James Kirkup James Kirkup

What the threat to Laura Kuenssberg says about the country we live in

For perfectly understandable reasons, neither she nor her employers want to talk about it, but the fact that Laura Kuenssberg of the BBC is covering the Labour Party conference in Brighton accompanied by a bodyguard is an outrage that has not been greeted with the anger and disgust it merits.

Imagine, for a second, if you heard this story – first revealed by Charles Moore in The Spectator earlier this year – about a foreign country. Imagine a country where a journalist could not go about the basic task of reporting a political meeting without fear of physical attack.
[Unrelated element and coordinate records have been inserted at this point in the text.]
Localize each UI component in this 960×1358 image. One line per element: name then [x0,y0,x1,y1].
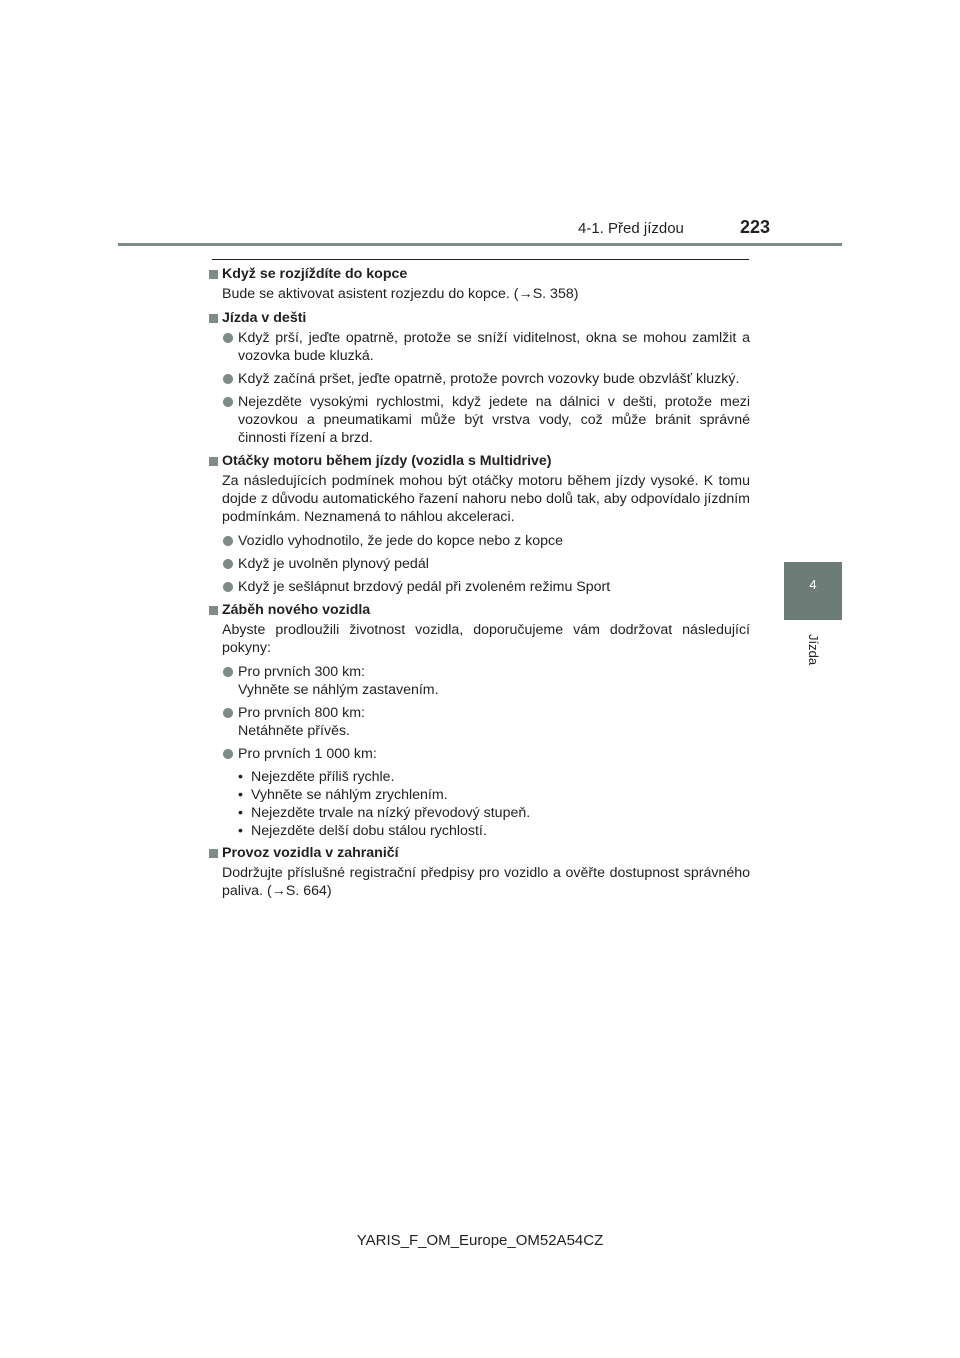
section-text: Dodržujte příslušné registrační předpisy pro vozidlo a ověřte dostupnost správného paliva. (→S. 664) [222,865,750,899]
section-heading [208,309,750,327]
section-text: Za následujících podmínek mohou být otáčky motoru během jízdy vysoké. K tomu dojde z důvodu automatického řazení nahoru nebo dolů tak, aby odpovídalo jízdním podmínkám. Neznamená to náhlou akceleraci. [222,473,750,525]
section-heading [208,265,750,283]
dot-marker-icon: • [238,823,243,839]
chapter-label: Jízda [806,634,821,666]
bullet-text: Když prší, jeďte opatrně, protože se sníží viditelnost, okna se mohou zamlžit a vozovka bude kluzká. [238,330,750,364]
square-bullet-icon [209,270,218,279]
sub-item-text: Vyhněte se náhlým zrychlením. [251,787,448,803]
dot-marker-icon: • [238,805,243,821]
circle-bullet-icon [223,667,233,677]
section-abroad [208,844,750,900]
square-bullet-icon [209,457,218,466]
section-title: Když se rozjíždíte do kopce [222,266,408,282]
sub-list-item [208,822,750,840]
dot-marker-icon: • [238,769,243,785]
section-header: 4-1. Před jízdou [578,220,684,237]
bullet-text: Když začíná pršet, jeďte opatrně, protože povrch vozovky bude obzvlášť kluzký. [238,371,740,387]
section-rain-driving [208,309,750,447]
circle-bullet-icon [223,749,233,759]
section-title: Otáčky motoru během jízdy (vozidla s Multidrive) [222,453,552,469]
circle-bullet-icon [223,582,233,592]
sub-list [208,768,750,840]
circle-bullet-icon [223,536,233,546]
bullet-item [208,663,750,699]
content-divider [212,259,749,260]
sub-item-text: Nejezděte příliš rychle. [251,769,395,785]
bullet-item [208,704,750,740]
document-footer: YARIS_F_OM_Europe_OM52A54CZ [356,1232,604,1249]
section-heading [208,452,750,470]
section-heading [208,844,750,862]
circle-bullet-icon [223,708,233,718]
bullet-item [208,578,750,596]
bullet-line: Vyhněte se náhlým zastavením. [238,682,439,698]
circle-bullet-icon [223,559,233,569]
section-hill-start [208,265,750,303]
circle-bullet-icon [223,374,233,384]
bullet-item [208,745,750,763]
sub-item-text: Nejezděte delší dobu stálou rychlostí. [251,823,487,839]
section-title: Jízda v dešti [222,310,307,326]
sub-list-item [208,804,750,822]
header-divider [118,243,842,246]
page-number: 223 [740,217,771,237]
bullet-line: Pro prvních 1 000 km: [238,746,377,762]
dot-marker-icon: • [238,787,243,803]
bullet-item [208,532,750,550]
section-heading [208,601,750,619]
sub-list-item [208,768,750,786]
bullet-item [208,555,750,573]
bullet-line: Pro prvních 300 km: [238,664,365,680]
bullet-item [208,370,750,388]
square-bullet-icon [209,314,218,323]
bullet-text: Když je sešlápnut brzdový pedál při zvoleném režimu Sport [238,579,611,595]
section-title: Záběh nového vozidla [222,602,371,618]
section-engine-speed [208,452,750,596]
section-text: Bude se aktivovat asistent rozjezdu do kopce. (→S. 358) [222,286,579,302]
section-break-in [208,601,750,840]
sub-list-item [208,786,750,804]
section-title: Provoz vozidla v zahraničí [222,845,399,861]
square-bullet-icon [209,606,218,615]
section-text: Abyste prodloužili životnost vozidla, doporučujeme vám dodržovat následující pokyny: [222,622,750,656]
bullet-item [208,393,750,447]
chapter-number: 4 [809,577,817,592]
bullet-line: Netáhněte přívěs. [238,723,350,739]
bullet-line: Pro prvních 800 km: [238,705,365,721]
circle-bullet-icon [223,397,233,407]
sub-item-text: Nejezděte trvale na nízký převodový stupeň. [251,805,531,821]
square-bullet-icon [209,849,218,858]
circle-bullet-icon [223,333,233,343]
bullet-text: Když je uvolněn plynový pedál [238,556,429,572]
bullet-text: Nejezděte vysokými rychlostmi, když jedete na dálnici v dešti, protože mezi vozovkou a pneumatikami může být vrstva vody, což může bránit správné činnosti řízení a brzd. [238,394,750,446]
bullet-item [208,329,750,365]
bullet-text: Vozidlo vyhodnotilo, že jede do kopce nebo z kopce [238,533,563,549]
page-content [208,265,750,906]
Would you consider that country to be a fully functioning democracy?

Britain would – and does – chide ‘developing’ nations in Africa, Asia and South America for failing to safeguard the free media and ensure journalists’ ability to report the words and deeds of people in power, such that voters can hold those people to account.  The fact that Kuenssberg can only do that reporting under the protection of a former soldier who specialises in “close protection” is possibly the most depressing comment yet on the coarsening of British politics in the Twitter-powered age of the Corbynistas, Ukippers and Cybernats.

Yet there is a second strand to this horror, something that should drive any decent person to despair and indignation. This is a story about people threatening to hurt a woman.  Threatening to hurt her for saying things they disagree with, things they do not want her to say.

Reflect on that for a moment. Think about what that says about Britain, a country that prides itself on its values of tolerance and equality. Think about what that says about the way we organise and conduct ourselves, the place and status women have in this country.

There is story we all like to tell about Britain as a ‘modern’ country, about how we’ve come so far from the bad old days of a few decades back.  Our Government is led by a woman. So are the country’s biggest police force and the supreme court and a (very small) number of our biggest companies.  Girls do better that boys in many exams, and are told they can do any job they want when they grow up.

Yet in political conversation, when it comes to women and the exercise of power, we haven’t come very far from the time when a woman who didn’t know her place was asking for a smack in the mouth – and knew there was no point calling the police afterwards because it was ‘just a domestic’.

These are the ideas and attitudes that leave Laura Kuennsberg physically frightened at Labour Party events. These are the views that drive the keyboard warriors who argue that it’s what she deserves for the way she covers their party and their hero.

These are also the attitudes that make John McDonnell, the shadow chancellor, think this is something to joke about. ‘She should tell them John McDonnell will sort ‘em out,’ he smirked this morning, as the Labour conference rolled on with speech after speech about the party’s commitment to equality and justice and kindness.

And these are also, incidentally, the ideas that make George Osborne think it’s jolly funny to talk about chopping up Theresa May and putting her in his freezer.

These are the views of men who have never felt powerless or vulnerable or afraid. Never had to worry that people could do things to harm them and get away with it because no-one really cares about harm done to them.

The threat to Laura Kuenssberg isn’t a media bubble story or a political village spat. It’s a comment on the country we live in.  Anyone with a shred of decency should be angry beyond words about it.  This cannot stand.